France : l’interdiction du niqab viole la liberté de religion de deux musulmanes (Comité des droits de l’homme)

23 octobre 2018

Dans deux décisions qui feront date, le Comité des droits de l’homme des Nations Unies a déclaré mardi que la France a violé les droits humains de deux femmes pour les avoir verbalisées parce qu’elles portaient le niqab, voile islamique intégral.

Ce comité a été saisi en 2016 de deux plaintes, après que deux Françaises avaient été poursuivies et condamnées en 2012 pour avoir porté en public des vêtements qui avaient vocation à couvrir tout leur corps, y compris leur visage.

La France a adopté en 2010 une loi qui stipule que « Nul ne peut porter, dans l’espace public, des vêtements destinés à dissimuler le visage ». La loi a pour effet d’interdire le port du voile islamique intégral en public, qui couvre tout le corps, y compris le visage, ne laissant qu’une petite ouverture pour les yeux.

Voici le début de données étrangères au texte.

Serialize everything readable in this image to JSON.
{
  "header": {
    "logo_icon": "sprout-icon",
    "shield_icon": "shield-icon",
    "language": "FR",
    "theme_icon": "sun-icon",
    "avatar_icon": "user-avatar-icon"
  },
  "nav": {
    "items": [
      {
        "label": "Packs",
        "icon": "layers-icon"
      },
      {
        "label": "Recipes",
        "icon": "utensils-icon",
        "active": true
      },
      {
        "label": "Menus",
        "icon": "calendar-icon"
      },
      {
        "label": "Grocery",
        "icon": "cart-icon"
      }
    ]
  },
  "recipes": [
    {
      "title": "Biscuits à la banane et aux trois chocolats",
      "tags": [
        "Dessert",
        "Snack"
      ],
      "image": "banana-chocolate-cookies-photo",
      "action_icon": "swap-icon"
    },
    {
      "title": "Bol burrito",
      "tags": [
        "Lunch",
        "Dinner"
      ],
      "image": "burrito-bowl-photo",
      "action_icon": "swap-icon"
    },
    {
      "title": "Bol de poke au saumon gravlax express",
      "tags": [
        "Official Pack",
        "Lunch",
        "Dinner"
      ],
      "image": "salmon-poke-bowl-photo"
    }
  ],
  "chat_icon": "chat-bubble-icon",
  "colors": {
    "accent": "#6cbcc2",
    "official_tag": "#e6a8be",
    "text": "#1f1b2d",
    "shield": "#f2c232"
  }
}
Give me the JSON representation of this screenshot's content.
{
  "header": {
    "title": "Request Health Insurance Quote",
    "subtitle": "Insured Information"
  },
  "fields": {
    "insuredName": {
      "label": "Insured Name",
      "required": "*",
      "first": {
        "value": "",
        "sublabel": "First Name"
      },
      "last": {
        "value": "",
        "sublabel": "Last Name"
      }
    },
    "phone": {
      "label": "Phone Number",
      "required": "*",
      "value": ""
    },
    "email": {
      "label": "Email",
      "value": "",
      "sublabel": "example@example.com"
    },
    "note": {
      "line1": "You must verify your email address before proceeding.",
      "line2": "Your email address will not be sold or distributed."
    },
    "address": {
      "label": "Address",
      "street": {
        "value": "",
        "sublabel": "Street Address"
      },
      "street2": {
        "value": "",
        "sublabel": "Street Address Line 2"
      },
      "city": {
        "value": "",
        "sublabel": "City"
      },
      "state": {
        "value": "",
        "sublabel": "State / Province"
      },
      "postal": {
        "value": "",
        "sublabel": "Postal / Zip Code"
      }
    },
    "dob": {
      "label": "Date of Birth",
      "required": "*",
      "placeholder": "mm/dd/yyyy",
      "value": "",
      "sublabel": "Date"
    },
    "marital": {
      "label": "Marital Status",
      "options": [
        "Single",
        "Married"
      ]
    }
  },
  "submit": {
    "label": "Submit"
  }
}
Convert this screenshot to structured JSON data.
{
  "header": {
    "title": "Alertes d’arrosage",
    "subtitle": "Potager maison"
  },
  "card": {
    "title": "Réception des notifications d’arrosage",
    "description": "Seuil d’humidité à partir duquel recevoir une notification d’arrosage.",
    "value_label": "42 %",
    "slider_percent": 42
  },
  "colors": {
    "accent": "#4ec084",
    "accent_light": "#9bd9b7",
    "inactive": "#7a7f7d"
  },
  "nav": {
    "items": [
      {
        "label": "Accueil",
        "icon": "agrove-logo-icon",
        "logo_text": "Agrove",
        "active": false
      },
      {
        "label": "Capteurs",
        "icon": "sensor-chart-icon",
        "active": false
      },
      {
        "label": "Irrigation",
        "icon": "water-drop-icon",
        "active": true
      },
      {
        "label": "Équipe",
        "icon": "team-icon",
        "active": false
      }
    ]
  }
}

Le Comité a été d’avis que l’interdiction générale à caractère pénal que la loi française impose à ceux qui portent le niqab en public a porté atteinte de manière disproportionnée au droit des deux plaignantes de librement manifester leur religion. De l’avis du Comité, la France n’a pas suffisamment expliqué en quoi l’interdiction du port de ce vêtement était nécessaire. De plus, le Comité n’a pas été convaincu par les arguments avancés par la France, selon lesquels l’interdiction de dissimuler le visage était nécessaire et proportionnée pour des raisons de sécurité et visait à assurer le respect du principe du « vivre ensemble » dans la société.

Photo ONU/Jean-Marc Ferré
Le Palais Wilson, siège du Haut-Commissariat des Nations Unies aux droits de l'homme (HCDH) à Genève, est l'endroit où se réunit le Comité des droits de l'homme.

L'interdiction généralisée du niqab est trop radicale

Le Comité reconnaît que les Etats peuvent exiger des individus qu’ils découvrent leur visage dans des circonstances spécifiques dans le cadre de contrôles d’identité, mais il a été d’avis que l’interdiction généralisée du niqab était une mesure trop radicale. Le Comité a également conclu que l’interdiction ne permettrait pas de protéger les femmes portant le voile intégral mais aurait l’effet contraire de les marginaliser en les confinant chez elles en leur fermant l’accès aux services publiques.

« Ces décisions ne portent pas atteinte au principe de laïcité et ne visent pas à promouvoir une coutume, que nombreux au sein du Comité, y compris moi-même, considérons comme une forme d’oppression contre les femmes », a déclaré Yuval Shany, Président du Comité.

M. Shany a expliqué au contraire que ces décisions représentent la position du Comité selon laquelle une interdiction généralisée à caractère pénal ne permet pas d’assurer un équilibre raisonnable entre l’intérêt général et les libertés individuelles.

Ce sont les deux premières plaintes de cette nature qui ont été portées à la considération du Comité des droits de l’homme. En dépit du fait que le Comité se prononce régulièrement sur des cas relatifs à la jouissance par les individus de leurs droits civils et politiques, c’est la première fois qu’il est saisi de questions de droits relatives à l’interdiction du voile intégral.

Il est attendu de la France qu’elle envoie un rapport de suivi au Comité dans un délai de 180 jours sur les mesures prises pour mettre en œuvre la décision du Comité qui demande, entre autres, la compensation des plaignantes et la prise de mesures visant à éviter que des cas similaires se reproduisent à l’avenir, y compris en révisant la loi incriminée.